Песня эта — по сути дела, некий речитатив, который произвольно прерывается и снова возобновляется. Ее неправильная форма и грешащие против правил музыки интонации не позволяют ее передать. Но тем не менее это чудесная песня, и она настолько гармонирует с характером работы, которую она сопровождает, с мерной поступью быка, с сельской тишиной, с простодушием поющих ее крестьян, что она не могла быть создана человеком, чуждым труду земледельца, и что ни один певец, за исключением искусного пахаря этих краев, не сможет ее воспроизвести. В те месяцы, когда на поле нет другой работы и вообще другого движения, кроме пахоты, пение это, столь нежное и могучее, подымается словно дыхание ветерка, на которое оно своей тональностью в какой-то мере похоже. Заключительная нота каждой фразы, которая держится и вибрирует на необычной силе дыхания, на четверть тона выше и все время фальшивит. В этом есть какая-то дикость, а вместе с тем и несказанная прелесть, и те, что привыкли ее слышать, и представить себе не могут, как в эти часы и в этих местах может зазвучать какая-нибудь другая песня, не нарушив гармонии, в них царящей.

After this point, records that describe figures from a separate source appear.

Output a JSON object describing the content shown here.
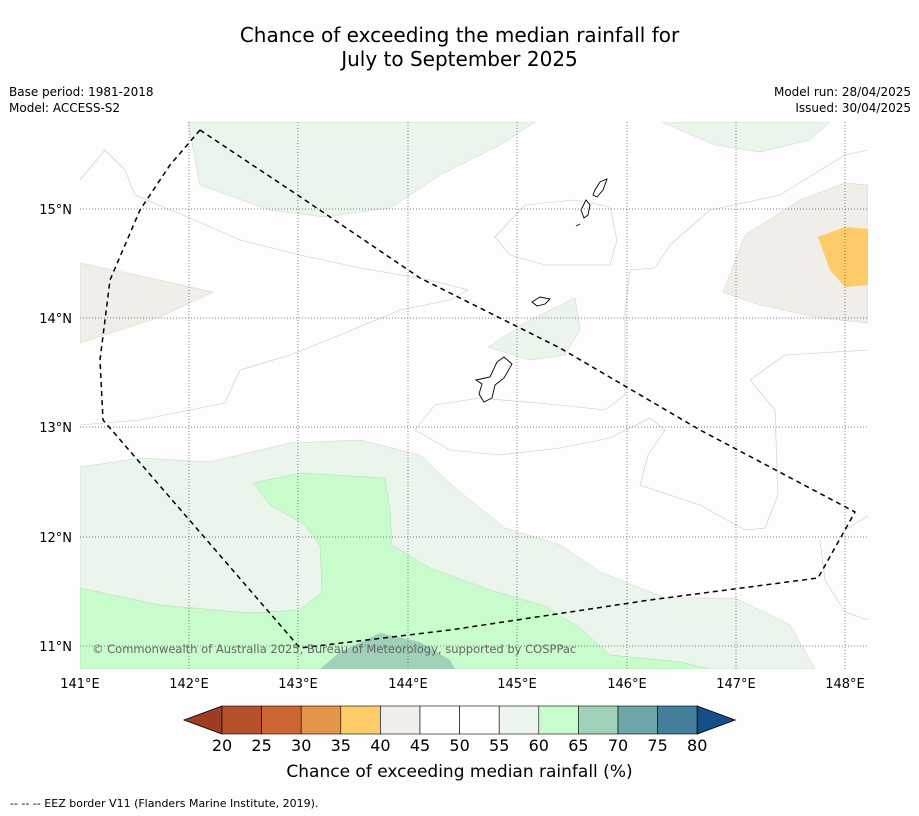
{
  "title_line1": "Chance of exceeding the median rainfall for",
  "title_line2": "July to September 2025",
  "base_period": "Base period: 1981-2018",
  "model": "Model: ACCESS-S2",
  "model_run": "Model run: 28/04/2025",
  "issued": "Issued: 30/04/2025",
  "lat_labels": [
    "15°N",
    "14°N",
    "13°N",
    "12°N",
    "11°N"
  ],
  "lon_labels": [
    "141°E",
    "142°E",
    "143°E",
    "144°E",
    "145°E",
    "146°E",
    "147°E",
    "148°E"
  ],
  "copyright": "© Commonwealth of Australia 2025, Bureau of Meteorology, supported by COSPPac",
  "colorbar": {
    "ticks": [
      "20",
      "25",
      "30",
      "35",
      "40",
      "45",
      "50",
      "55",
      "60",
      "65",
      "70",
      "75",
      "80"
    ],
    "colors": [
      "#9e3d22",
      "#b5502b",
      "#cd6632",
      "#e3964a",
      "#fdcb67",
      "#f1ede9",
      "#ffffff",
      "#ffffff",
      "#ebf5eb",
      "#c9fccc",
      "#9fd0b8",
      "#6ea5a9",
      "#437e9a",
      "#164f86"
    ],
    "title": "Chance of exceeding median rainfall (%)"
  },
  "footnote": "--  --  -- EEZ border V11 (Flanders Marine Institute, 2019)."
}
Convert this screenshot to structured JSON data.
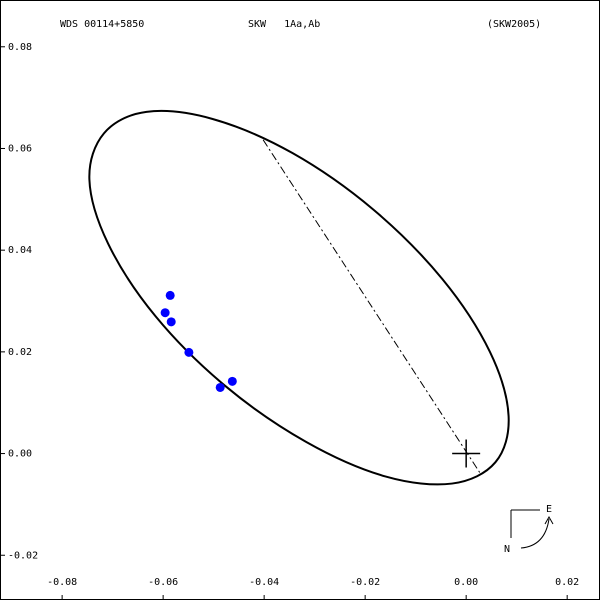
{
  "chart_data": {
    "type": "scatter",
    "header": [
      "WDS 00114+5850",
      "SKW   1Aa,Ab",
      "(SKW2005)"
    ],
    "xlim": [
      -0.0923,
      0.0265
    ],
    "ylim": [
      -0.0288,
      0.0892
    ],
    "xticks": [
      {
        "value": -0.08,
        "label": "-0.08"
      },
      {
        "value": -0.06,
        "label": "-0.06"
      },
      {
        "value": -0.04,
        "label": "-0.04"
      },
      {
        "value": -0.02,
        "label": "-0.02"
      },
      {
        "value": 0,
        "label": "0.00"
      },
      {
        "value": 0.02,
        "label": "0.02"
      }
    ],
    "yticks": [
      {
        "value": -0.02,
        "label": "-0.02"
      },
      {
        "value": 0,
        "label": "0.00"
      },
      {
        "value": 0.02,
        "label": "0.02"
      },
      {
        "value": 0.04,
        "label": "0.04"
      },
      {
        "value": 0.06,
        "label": "0.06"
      },
      {
        "value": 0.08,
        "label": "0.08"
      }
    ],
    "observations": {
      "color": "#0000ff",
      "x": [
        -0.0586,
        -0.0596,
        -0.0584,
        -0.0549,
        -0.0487,
        -0.0463
      ],
      "y": [
        0.0311,
        0.0277,
        0.0259,
        0.0199,
        0.013,
        0.0142
      ]
    },
    "orbit": {
      "color": "#000000",
      "x": [
        0.0058,
        -0.0028,
        -0.016,
        -0.0317,
        -0.0477,
        -0.0615,
        -0.0709,
        -0.0746,
        -0.0717,
        -0.0633,
        -0.0502,
        -0.0344,
        -0.0184,
        -0.0047,
        0.0047,
        0.0084
      ],
      "y": [
        -0.0017,
        -0.0059,
        -0.0045,
        0.0023,
        0.0133,
        0.027,
        0.0413,
        0.0539,
        0.063,
        0.0672,
        0.0658,
        0.0591,
        0.048,
        0.0343,
        0.02,
        0.0074
      ]
    },
    "line_of_nodes": {
      "x": [
        -0.0402,
        0.0028
      ],
      "y": [
        0.0617,
        -0.0039
      ]
    },
    "primary": {
      "x": 0,
      "y": 0
    },
    "compass": {
      "north": "N",
      "east": "E"
    }
  }
}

Итак, перед глазами у меня была картина совсем иная, нежели гравюра Гольбейна, хотя между ними было немало общего. Наместо печального старца — молодой и бодрый мужчина; наместо упряжки отощавших и изможденных лошадей — двойная четверка быков, крепких и горячих; наместо смерти — прелестный мальчик; наместо изображения отчаяния и мысли о разрушении — сцена, воплощающая могущество и пронизанная мыслью о счастье.

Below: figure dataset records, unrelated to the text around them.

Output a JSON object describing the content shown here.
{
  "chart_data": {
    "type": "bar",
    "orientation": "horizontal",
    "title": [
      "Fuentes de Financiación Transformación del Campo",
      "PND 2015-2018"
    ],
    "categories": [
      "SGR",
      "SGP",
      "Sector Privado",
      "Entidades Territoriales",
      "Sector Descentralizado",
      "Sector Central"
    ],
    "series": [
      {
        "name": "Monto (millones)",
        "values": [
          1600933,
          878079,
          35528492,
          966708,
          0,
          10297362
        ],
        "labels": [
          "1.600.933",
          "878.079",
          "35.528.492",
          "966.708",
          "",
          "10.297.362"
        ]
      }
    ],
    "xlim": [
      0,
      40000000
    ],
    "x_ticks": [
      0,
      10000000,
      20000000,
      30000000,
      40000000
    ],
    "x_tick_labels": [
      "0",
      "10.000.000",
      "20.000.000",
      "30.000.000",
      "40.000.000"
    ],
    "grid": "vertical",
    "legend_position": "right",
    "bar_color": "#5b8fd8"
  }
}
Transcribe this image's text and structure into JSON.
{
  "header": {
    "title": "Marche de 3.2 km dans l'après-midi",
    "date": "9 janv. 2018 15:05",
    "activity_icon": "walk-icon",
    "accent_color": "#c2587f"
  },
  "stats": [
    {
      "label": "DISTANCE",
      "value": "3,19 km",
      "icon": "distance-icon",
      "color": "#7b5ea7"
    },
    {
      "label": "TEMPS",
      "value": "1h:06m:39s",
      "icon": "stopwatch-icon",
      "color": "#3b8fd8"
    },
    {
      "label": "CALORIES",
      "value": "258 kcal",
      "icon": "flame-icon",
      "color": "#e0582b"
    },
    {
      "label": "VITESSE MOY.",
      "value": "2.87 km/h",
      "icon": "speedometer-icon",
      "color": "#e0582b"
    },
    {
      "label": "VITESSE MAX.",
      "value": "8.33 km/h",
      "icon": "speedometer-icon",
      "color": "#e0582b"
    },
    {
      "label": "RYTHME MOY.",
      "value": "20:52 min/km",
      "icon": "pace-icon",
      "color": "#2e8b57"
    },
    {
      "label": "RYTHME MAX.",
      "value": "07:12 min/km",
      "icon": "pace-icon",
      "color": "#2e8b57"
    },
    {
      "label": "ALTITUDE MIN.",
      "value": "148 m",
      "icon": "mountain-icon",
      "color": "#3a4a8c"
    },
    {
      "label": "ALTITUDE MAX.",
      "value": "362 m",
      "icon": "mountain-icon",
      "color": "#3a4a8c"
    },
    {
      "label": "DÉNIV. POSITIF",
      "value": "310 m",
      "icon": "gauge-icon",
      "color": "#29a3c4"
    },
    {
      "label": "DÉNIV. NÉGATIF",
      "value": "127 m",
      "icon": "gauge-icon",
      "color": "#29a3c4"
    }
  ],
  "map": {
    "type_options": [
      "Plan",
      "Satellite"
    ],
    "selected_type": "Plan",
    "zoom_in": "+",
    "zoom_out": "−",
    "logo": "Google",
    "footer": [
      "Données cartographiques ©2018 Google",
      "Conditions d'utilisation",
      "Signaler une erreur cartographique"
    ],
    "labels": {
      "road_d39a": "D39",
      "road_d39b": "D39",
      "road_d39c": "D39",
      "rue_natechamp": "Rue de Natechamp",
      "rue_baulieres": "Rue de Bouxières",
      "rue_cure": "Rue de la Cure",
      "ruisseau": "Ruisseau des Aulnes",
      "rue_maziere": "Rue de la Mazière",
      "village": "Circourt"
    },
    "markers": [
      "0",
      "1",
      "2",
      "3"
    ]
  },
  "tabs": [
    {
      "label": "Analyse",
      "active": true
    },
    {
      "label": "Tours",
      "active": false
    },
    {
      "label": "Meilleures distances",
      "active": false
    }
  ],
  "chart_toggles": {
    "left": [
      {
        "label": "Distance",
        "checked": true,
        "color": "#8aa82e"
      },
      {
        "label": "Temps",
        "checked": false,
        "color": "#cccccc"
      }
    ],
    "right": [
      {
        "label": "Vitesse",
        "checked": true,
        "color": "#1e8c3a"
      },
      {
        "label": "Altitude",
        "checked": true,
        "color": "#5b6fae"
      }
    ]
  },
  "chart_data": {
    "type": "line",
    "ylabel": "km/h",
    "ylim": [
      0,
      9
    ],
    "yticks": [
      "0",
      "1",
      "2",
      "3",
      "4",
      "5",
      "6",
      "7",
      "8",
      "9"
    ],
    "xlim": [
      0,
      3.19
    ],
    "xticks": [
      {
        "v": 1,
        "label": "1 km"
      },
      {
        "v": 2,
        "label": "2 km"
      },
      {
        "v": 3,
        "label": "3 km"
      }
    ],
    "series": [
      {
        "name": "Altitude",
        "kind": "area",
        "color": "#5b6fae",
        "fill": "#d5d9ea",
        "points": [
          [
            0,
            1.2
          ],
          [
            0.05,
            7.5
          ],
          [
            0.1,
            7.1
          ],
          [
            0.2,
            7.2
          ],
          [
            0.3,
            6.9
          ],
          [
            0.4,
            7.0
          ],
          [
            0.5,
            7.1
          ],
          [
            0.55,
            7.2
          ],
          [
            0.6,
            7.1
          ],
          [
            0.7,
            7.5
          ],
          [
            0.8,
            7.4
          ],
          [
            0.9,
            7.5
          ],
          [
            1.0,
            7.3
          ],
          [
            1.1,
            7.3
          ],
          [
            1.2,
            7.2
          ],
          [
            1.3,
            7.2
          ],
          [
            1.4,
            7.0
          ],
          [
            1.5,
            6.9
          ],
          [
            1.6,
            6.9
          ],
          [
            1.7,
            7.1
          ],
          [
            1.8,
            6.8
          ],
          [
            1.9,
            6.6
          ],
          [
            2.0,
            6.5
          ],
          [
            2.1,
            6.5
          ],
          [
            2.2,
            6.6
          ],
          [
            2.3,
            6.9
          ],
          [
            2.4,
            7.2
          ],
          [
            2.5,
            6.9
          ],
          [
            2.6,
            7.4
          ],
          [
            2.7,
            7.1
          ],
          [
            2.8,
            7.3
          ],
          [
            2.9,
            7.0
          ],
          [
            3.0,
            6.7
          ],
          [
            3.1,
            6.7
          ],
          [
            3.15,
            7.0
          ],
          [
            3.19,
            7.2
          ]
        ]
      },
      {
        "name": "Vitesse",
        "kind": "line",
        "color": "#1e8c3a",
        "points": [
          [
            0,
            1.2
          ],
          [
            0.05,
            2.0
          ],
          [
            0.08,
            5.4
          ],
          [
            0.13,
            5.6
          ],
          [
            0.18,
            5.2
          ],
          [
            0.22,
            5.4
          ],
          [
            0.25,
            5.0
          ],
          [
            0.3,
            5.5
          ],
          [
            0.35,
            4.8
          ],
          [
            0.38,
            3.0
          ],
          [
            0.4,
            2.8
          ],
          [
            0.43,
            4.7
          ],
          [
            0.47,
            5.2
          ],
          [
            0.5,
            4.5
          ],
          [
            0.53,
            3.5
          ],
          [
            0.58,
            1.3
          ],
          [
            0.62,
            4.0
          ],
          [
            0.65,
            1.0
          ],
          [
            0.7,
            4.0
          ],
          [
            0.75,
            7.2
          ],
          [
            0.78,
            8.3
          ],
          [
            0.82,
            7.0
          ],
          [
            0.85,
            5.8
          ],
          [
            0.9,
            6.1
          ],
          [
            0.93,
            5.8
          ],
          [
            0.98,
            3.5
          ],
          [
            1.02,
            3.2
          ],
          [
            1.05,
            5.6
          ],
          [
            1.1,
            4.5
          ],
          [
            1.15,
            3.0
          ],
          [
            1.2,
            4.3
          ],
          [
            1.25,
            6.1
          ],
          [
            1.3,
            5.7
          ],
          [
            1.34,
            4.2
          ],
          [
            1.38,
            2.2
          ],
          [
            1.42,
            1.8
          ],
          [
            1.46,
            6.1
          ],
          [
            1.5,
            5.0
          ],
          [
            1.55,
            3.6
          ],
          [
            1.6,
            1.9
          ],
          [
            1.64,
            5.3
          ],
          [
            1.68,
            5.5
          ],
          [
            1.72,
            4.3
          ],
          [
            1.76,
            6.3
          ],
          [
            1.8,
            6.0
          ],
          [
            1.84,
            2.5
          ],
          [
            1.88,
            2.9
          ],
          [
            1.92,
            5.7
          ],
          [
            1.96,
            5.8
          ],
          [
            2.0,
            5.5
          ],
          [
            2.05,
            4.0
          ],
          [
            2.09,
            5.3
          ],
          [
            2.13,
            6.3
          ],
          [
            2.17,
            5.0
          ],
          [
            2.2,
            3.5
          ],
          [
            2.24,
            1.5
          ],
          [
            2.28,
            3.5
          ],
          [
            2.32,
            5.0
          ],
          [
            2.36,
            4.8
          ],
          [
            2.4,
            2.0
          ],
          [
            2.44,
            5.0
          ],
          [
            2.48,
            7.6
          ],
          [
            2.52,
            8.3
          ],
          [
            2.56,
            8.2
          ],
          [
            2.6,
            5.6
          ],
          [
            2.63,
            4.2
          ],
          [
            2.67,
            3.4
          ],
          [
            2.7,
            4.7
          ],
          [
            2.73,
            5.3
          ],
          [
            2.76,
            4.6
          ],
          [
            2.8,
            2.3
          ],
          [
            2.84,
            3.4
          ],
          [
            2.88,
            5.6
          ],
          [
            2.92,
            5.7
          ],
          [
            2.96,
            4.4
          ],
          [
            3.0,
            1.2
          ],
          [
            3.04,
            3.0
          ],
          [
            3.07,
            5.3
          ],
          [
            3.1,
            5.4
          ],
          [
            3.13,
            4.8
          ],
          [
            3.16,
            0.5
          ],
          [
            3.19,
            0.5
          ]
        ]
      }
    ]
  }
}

Тогда-то вот старинное французское четверостишие:

Согбенный, обливаясь потом,

и т. д.

и вергилиевское

о fortunatos… agricolas —

одновременно пришли мне на память, и, видя эту прекрасную пару — мужчину и мальчика, которые в столь поэтической обстановке, исполненные такого изящества и вместе с тем силы, были заняты трудом, проникнутым спокойствием и величием, я почувствовал глубокую жалость, к которой примешивалось невольное сожаление. Счастлив хлебопашец! Да, разумеется, я был бы счастлив на его месте, если бы руки мои, неожиданно обретшие силу, и ставшая могучею грудь могли так вот оплодотворять и воспевать природу, и вместе с тем глаза мои не перестали бы видеть, а ум — понимать гармонию красок и звуков, оттенки тонов и нежность очертаний, словом, таинственную красоту вещей! А главное, сердце мое не перестало бы ощущать нить, связующую его с господнею волей, управляющей всем творением, бессмертным и совершенным.

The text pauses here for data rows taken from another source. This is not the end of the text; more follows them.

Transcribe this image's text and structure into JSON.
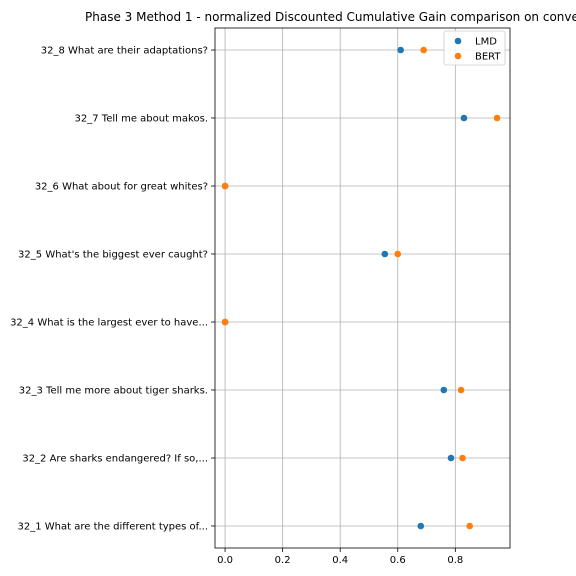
{
  "chart_data": {
    "type": "scatter",
    "title": "Phase 3 Method 1 - normalized Discounted Cumulative Gain comparison on conve",
    "xlabel": "",
    "ylabel": "",
    "categories": [
      "32_1 What are the different types of...",
      "32_2 Are sharks endangered? If so,...",
      "32_3 Tell me more about tiger sharks.",
      "32_4 What is the largest ever to have...",
      "32_5 What's the biggest ever caught?",
      "32_6 What about for great whites?",
      "32_7 Tell me about makos.",
      "32_8 What are their adaptations?"
    ],
    "series": [
      {
        "name": "LMD",
        "color": "#1f77b4",
        "values": [
          0.68,
          0.785,
          0.76,
          0.0,
          0.555,
          0.0,
          0.83,
          0.61
        ]
      },
      {
        "name": "BERT",
        "color": "#ff7f0e",
        "values": [
          0.85,
          0.825,
          0.82,
          0.0,
          0.6,
          0.0,
          0.945,
          0.69
        ]
      }
    ],
    "xlim": [
      -0.035,
      0.99
    ],
    "xticks": [
      0.0,
      0.2,
      0.4,
      0.6,
      0.8
    ],
    "xtick_labels": [
      "0.0",
      "0.2",
      "0.4",
      "0.6",
      "0.8"
    ],
    "grid": true,
    "legend_position": "top-right"
  }
}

Но, увы, крестьянин этот никогда не понимал тайну красоты, ребенок никогда ее не поймет!.. Только да хранит меня господь от мысли, что они не выше животных, которыми управляют, и что у них не бывает порой неких экстатических откровений, которые отгоняют от них усталость и усыпляют их заботы. Я вижу на их благородных лицах господнюю печать, ибо они рождены быть царями земли и у них гораздо больше права на эту землю, чем у тех, кто владеет ею за деньги. Они это чувствуют, и доказательство этому то, что их нельзя безнаказанно переселять на чужбину, то, что они любят эту землю, орошенную их потом, то, что истый крестьянин, будучи забран в солдаты, погибает от тоски вдали от родных полей. Но есть радости, которыми я обладаю и которых нет у этого человека, — это радости духовные, которых он, конечно, достоин, ибо он служитель необъятного храма, купол которого — столь же необъятное небо. Ему хватает сознания того, что он чувствует. Те, что осудили его уже в утробе матери на рабство, не будучи в силах отнять у него мечту, отняли у него способность к размышлению.